Le retrait sur avarie de Thomas Coville, lui, laisse un grand vide dans l’esprit de Francis Joyon qui, depuis la genèse d’un projet indirectement partagé, a toujours composé avec les choix architecturaux et technologiques du trimaran Sodebo. "En battant mon record des 24 heures, Thomas a prouvé tout le potentiel de son bateau. Il est certain que de ne plus le savoir sur l’eau enlève un peu de pression. Il était mon "incitateur de performance". Mais je demeure complètement en recherche d’efficacité, à me battre pour chaque minute…"

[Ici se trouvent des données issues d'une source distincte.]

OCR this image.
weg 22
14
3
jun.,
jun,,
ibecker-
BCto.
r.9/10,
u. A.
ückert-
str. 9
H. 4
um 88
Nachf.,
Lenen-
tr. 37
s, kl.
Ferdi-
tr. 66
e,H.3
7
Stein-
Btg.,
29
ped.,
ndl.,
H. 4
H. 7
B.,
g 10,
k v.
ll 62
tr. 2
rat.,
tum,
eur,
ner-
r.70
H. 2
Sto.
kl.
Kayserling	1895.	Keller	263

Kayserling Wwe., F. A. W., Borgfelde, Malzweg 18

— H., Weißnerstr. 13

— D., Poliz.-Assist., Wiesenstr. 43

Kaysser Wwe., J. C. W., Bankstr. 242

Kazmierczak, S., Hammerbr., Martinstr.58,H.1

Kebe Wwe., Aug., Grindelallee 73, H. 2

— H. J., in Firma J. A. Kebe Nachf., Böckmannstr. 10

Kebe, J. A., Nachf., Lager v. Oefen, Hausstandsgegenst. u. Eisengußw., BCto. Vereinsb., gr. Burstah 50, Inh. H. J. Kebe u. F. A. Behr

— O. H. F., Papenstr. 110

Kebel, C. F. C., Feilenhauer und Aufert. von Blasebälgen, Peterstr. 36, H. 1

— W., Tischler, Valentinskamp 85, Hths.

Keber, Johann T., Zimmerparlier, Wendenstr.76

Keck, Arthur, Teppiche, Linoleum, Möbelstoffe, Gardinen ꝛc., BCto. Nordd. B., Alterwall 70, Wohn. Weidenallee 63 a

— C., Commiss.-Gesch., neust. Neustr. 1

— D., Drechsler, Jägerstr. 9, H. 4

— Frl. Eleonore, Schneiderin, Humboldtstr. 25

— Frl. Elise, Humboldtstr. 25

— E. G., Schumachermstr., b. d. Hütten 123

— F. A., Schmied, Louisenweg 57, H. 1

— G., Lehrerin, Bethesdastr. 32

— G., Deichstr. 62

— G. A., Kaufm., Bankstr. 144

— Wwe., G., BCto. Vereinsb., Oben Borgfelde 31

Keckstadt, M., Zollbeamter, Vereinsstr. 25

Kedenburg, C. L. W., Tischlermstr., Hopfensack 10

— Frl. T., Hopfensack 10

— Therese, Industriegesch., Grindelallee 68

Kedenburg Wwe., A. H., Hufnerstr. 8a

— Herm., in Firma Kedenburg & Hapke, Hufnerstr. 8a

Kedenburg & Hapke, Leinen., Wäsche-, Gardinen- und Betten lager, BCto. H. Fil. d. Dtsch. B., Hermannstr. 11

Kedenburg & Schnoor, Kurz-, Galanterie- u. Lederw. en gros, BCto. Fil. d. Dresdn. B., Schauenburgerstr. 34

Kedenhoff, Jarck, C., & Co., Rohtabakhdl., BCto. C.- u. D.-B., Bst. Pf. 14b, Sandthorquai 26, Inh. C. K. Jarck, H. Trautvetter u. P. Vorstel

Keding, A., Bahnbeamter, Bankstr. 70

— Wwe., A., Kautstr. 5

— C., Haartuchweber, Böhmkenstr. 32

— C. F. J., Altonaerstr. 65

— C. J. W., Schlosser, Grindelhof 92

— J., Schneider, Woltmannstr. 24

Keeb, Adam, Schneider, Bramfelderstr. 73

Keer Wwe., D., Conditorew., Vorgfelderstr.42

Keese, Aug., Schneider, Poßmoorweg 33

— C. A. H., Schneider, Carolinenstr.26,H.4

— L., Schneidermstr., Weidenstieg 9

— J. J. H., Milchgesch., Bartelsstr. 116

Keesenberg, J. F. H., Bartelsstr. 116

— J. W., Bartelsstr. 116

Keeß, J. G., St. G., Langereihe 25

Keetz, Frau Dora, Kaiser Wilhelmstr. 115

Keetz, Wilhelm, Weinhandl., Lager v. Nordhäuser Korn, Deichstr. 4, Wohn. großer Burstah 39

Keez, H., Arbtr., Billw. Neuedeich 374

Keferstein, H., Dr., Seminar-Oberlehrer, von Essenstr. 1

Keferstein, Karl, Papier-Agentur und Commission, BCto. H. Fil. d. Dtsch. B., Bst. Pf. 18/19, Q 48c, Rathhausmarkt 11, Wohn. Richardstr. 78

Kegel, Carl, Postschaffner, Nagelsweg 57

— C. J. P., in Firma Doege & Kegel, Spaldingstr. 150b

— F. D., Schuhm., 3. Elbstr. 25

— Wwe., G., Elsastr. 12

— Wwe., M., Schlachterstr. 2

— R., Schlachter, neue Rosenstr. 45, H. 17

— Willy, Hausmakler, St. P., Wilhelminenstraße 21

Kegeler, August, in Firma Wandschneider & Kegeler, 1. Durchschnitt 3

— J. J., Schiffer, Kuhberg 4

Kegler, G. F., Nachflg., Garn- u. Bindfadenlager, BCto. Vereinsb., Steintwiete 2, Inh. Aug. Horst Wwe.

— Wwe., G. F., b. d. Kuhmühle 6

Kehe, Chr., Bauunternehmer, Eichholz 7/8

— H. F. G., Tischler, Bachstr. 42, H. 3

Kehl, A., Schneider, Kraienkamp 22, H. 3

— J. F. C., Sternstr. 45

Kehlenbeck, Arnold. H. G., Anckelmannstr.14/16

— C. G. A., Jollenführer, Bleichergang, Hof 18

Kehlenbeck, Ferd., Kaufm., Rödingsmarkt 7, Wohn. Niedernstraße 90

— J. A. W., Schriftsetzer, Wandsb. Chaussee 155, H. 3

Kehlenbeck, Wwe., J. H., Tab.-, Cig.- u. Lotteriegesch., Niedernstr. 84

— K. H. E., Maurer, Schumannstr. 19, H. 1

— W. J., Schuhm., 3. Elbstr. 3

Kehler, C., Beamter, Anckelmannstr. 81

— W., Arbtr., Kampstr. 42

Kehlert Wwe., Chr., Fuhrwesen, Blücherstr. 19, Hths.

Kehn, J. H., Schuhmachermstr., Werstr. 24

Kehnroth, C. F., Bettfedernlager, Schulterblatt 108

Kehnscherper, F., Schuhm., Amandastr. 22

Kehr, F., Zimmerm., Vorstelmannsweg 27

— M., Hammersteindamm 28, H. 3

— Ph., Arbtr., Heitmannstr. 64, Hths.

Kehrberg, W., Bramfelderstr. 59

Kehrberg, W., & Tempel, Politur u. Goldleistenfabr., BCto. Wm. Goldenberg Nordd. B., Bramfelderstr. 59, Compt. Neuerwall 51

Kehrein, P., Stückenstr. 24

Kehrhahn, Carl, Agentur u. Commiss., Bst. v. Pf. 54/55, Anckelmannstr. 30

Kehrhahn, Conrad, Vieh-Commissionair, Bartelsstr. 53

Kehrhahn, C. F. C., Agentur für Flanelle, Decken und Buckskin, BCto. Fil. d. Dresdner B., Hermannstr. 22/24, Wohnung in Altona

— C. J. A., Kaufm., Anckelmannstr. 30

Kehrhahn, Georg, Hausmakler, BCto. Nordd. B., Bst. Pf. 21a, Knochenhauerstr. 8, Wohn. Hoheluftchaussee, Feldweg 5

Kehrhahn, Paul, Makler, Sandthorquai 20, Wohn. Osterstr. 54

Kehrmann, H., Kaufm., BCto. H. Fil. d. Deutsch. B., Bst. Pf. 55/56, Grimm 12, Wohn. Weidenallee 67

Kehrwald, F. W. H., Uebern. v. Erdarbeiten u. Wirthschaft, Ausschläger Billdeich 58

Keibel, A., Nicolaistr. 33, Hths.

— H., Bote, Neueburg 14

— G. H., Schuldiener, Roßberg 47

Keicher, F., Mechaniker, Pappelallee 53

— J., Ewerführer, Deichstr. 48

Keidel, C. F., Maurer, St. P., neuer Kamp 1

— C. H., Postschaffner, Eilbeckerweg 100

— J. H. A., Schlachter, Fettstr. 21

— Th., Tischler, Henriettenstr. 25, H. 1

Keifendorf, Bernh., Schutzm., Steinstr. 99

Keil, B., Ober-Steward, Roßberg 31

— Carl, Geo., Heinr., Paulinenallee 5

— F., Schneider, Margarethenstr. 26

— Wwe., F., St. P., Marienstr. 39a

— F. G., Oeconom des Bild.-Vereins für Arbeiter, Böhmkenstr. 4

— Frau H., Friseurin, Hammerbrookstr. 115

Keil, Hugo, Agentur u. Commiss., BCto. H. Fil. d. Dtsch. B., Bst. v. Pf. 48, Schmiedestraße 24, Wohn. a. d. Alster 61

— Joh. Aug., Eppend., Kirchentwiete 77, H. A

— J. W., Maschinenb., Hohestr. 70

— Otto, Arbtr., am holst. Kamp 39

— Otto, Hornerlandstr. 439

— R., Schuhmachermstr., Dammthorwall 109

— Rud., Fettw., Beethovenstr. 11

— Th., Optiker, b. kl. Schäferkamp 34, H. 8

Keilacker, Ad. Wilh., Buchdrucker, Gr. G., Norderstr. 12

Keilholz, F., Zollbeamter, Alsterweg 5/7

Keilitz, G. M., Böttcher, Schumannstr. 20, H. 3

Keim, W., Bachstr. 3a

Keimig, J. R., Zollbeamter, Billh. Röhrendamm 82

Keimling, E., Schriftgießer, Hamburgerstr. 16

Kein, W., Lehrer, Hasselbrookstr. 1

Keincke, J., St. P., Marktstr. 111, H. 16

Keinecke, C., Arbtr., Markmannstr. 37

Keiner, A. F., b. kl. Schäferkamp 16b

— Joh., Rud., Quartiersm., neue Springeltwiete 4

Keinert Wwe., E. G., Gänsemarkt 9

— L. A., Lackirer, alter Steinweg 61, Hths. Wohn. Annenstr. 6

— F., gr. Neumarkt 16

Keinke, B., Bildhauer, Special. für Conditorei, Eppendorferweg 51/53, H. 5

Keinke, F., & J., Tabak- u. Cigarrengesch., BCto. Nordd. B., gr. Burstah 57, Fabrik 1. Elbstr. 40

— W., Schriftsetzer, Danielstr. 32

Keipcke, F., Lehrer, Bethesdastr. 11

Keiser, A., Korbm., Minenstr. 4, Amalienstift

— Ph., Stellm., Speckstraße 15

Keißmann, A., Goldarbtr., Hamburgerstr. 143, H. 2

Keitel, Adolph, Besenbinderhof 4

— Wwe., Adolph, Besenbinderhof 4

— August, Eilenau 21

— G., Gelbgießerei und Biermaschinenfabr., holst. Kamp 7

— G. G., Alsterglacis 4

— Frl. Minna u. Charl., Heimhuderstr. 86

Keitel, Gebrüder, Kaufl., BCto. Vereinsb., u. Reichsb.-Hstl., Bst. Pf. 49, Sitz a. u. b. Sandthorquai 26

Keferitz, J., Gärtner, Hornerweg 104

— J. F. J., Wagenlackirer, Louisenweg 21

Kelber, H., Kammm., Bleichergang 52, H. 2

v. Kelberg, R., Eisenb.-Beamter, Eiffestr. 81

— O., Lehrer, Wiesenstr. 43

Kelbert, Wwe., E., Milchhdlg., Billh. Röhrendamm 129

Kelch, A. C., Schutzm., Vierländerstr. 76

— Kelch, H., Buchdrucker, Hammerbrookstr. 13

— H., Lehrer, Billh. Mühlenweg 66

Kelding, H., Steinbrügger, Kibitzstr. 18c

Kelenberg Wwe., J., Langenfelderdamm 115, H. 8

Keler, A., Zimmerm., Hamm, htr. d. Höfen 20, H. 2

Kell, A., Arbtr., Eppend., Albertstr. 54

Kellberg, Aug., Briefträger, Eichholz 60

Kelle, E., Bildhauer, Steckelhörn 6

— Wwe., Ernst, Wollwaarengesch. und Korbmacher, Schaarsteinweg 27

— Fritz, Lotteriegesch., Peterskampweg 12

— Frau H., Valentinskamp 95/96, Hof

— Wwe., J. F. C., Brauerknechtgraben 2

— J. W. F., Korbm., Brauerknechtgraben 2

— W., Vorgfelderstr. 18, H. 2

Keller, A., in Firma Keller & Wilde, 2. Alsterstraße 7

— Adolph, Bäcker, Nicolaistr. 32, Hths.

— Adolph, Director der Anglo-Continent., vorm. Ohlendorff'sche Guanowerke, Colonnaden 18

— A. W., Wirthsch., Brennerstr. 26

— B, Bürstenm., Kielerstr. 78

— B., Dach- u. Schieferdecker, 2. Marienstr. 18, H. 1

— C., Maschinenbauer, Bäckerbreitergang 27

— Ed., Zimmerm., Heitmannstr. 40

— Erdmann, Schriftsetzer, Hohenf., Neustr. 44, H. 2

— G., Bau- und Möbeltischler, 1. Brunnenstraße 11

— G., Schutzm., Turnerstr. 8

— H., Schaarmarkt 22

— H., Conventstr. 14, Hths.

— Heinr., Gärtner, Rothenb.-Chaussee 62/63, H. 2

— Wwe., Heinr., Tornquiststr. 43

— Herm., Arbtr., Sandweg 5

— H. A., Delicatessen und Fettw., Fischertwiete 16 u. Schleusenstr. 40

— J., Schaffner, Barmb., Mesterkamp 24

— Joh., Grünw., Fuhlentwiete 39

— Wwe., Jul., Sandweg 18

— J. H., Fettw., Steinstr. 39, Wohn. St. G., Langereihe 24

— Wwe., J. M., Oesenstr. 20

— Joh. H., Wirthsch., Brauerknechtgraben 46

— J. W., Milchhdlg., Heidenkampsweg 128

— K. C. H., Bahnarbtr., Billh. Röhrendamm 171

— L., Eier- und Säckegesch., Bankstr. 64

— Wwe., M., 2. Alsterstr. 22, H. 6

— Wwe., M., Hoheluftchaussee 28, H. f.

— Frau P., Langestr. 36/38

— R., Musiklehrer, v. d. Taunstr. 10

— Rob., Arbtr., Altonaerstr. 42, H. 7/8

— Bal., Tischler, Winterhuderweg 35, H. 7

Thomas Coville contraint à l’abandon!
Exactement 5 minutes après avoir battu le record de distance sur 24 heures et alors qu’il naviguait dans la première partie de l’Océan Indien, à la latitude des Iles Kerguelen, Thomas Coville monte sur le pont pour réduire et découvre qu’il a perdu la crash box du flotteur tribord. Même s’il est trop tôt pour déterminer les causes exactes de cette avarie, le skipper de Sodeb’O qui avait vu hier deux icebergs de plusieurs centaines de mètres de long, constatait qu’il y avait des growlers – morceaux de glace flottant entre deux eaux – autour du bateau. Le trimaran se déroute actuellement vers Capetown (Afrique du Sud) distante de 1300 milles.
619,3 milles en 24 heures
On imagine la déception du skipper qui venait de battre – à 1h45 heure française ce samedi 5 janvier – le record des 24 heures en solitaire. Thomas Coville a parcouru 619,3 milles à la moyenne de 25,8 nœuds. Il bat ainsi de trois milles le record détenu par Francis Joyon (616,03). Le record est actuellement en attente d’homologation auprès du WSSRC . A noter que Thomas Coville a battu le record lors de sa 20e journée de navigation, tout comme Francis Joyon, et dans la même zone de l’Océan Indien, avec qui plus est un schéma météo assez similaire, en avant d’une dépression.